Once the food is taken off the food business premises you are responsible for its safe storage and handling to minimise the risk of food poisoning. A lack of temperature control when taking away and transporting leftover food can allow dangerous bacteria to grow, increasing the risk of food poisoning. These bacteria grow very well in the ‘temperature danger zone’ which is between 5 °C and 60 °C. Leftover food at restaurants is commonly taken away while in the danger zone. In addition, the food may be eaten several hours or even days after it was prepared, further increasing the risk of food poisoning. Greets! House Clearance Ltd. Telephone: 020 3743 8654 Street address: 15 Pymmes Close Postal code: N13 4NJ

nebraska dave
3/18/2010 6:51:41 PM

Rodeo, your blog entry makes me want to go out and order up something from the local restaurant just to have some left overs. Ah, you got me on the flotsam and jetsam. I had to go to Mr. Webster to find out what in the world those were. During my married child rearing years, Friday was Dad’s refrigerator soup day. My family never really ate left overs even in soup. Therefore I became the food disposal. Come Friday my kids would do anything to get to a friend’s house to have dinner with them. Even to this day they cringe at the mention of Dad’s refrigerator soup. It’s not that it was all that bad. Well maybe once in awhile. It was just the thought of being made from left overs. I got the reputation of Mikey from the cereal commercials. Just give to Dad. He’ll eat anything. They were kind a right. I do eat most anything. Some things I like a little better than other things. One thing I did learn about cooking, it’s all about the seasoning. I’m getting better with that but still learning. Mrs. Dash, garlic powder, onions and salsa are my friends. I rarely use salt. Left over French fries, I just nuke them in the microwave and splash a little ketchup on them. They still slide down pretty good. I know there’s sugar in ketchup, but a guy has to have a couple vises in his life. Don’t you think?

rodeo princess
3/18/2010 3:53:25 PM

Thank you, thank you all for your comments, I was away from a computer for a bit and to come back and see you all had visited is so nice! Mountain Woman, I'm not saying I have MOUNTAINS of leftovers, being a short round girl, but there is usually enough for something, if I put my mind to it. Almost Country - that potato soup sounds wonderful!!!! I will have to try that! I bet you could freeze the mashers and make the soup later, too. And Oz Girl, you are so sweet to worry about what a french fry might do to your dog. See, over here, at any given moment the dogs are either chewing on the poo of another animal or the skull of a groundhog, and after watching them do that a couple of times, I stopped being concerned.

oz girl
3/16/2010 2:39:25 PM

Rodeo, what fantastic food leftover ideas... I'll need to remember some of these.
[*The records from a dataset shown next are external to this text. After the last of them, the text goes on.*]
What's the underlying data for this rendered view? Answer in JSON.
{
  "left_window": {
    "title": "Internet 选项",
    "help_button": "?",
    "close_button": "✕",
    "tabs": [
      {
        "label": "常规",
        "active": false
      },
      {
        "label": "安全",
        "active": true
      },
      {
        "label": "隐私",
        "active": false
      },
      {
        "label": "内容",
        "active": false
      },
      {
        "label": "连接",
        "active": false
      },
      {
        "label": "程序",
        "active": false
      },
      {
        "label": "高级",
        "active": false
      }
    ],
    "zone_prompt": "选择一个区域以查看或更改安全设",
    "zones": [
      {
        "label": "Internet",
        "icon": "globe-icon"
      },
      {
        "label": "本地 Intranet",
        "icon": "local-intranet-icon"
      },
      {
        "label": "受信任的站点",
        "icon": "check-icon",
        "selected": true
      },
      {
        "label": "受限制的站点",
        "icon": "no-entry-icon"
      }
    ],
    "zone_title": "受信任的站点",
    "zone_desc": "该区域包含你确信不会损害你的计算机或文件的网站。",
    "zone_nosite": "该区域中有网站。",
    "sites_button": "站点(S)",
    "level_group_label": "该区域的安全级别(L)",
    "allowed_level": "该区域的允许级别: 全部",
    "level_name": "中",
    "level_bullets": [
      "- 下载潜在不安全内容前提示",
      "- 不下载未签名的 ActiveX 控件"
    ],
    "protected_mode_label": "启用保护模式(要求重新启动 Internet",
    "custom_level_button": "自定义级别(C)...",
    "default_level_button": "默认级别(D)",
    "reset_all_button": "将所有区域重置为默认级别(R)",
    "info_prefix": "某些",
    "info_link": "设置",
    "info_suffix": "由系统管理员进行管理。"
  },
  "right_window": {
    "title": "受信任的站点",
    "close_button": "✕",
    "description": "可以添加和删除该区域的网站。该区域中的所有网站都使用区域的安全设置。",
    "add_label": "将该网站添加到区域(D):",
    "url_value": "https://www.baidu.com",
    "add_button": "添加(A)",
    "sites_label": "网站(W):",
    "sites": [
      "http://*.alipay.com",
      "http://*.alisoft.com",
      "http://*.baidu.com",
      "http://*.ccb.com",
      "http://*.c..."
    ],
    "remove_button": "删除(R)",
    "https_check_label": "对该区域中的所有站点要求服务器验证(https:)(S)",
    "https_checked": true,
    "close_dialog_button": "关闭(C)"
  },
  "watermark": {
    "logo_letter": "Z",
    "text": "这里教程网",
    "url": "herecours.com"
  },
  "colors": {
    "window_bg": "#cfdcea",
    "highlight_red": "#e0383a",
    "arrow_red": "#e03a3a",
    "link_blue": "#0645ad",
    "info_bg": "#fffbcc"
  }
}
I already do bring home any fries for the dogs. There's usually only a few fries, I don't give them too many as I'm sure fries are as bad for them as they are for us! :) Hopefully we'll have a few chickens soon, and then many of our scraps will go their way.

3/16/2010 2:23:03 PM

Rodeo, great suggestions--thanks! We typically just eat the leftovers the next day (or for a midnight snack!), but I'll be paying more attention at future meals out for opportunities like taking home the garnishes, bread pieces, etc. I love your soup pot in the freezer tip. Susan Close to the Earth in Alaska

mountain woman
3/16/2010 1:25:52 PM

Oh Rodeo, What a great post and written in true Rodeo fashion which means lots of fun! I wish I had leftovers but alas everything I see, I eat but if I ever do have leftovers, I think your suggestions are fabulous.

almost country_1
3/16/2010 12:12:29 PM

Hey Rodeo, Great ideas! Another idea for mashed potato leftover: mashed potato soup. Just stir mashed potatoes into chicken stock, add some seasoning if you like (I'm fond of tarragon with taters) and viola--you've got some tasty potato soup.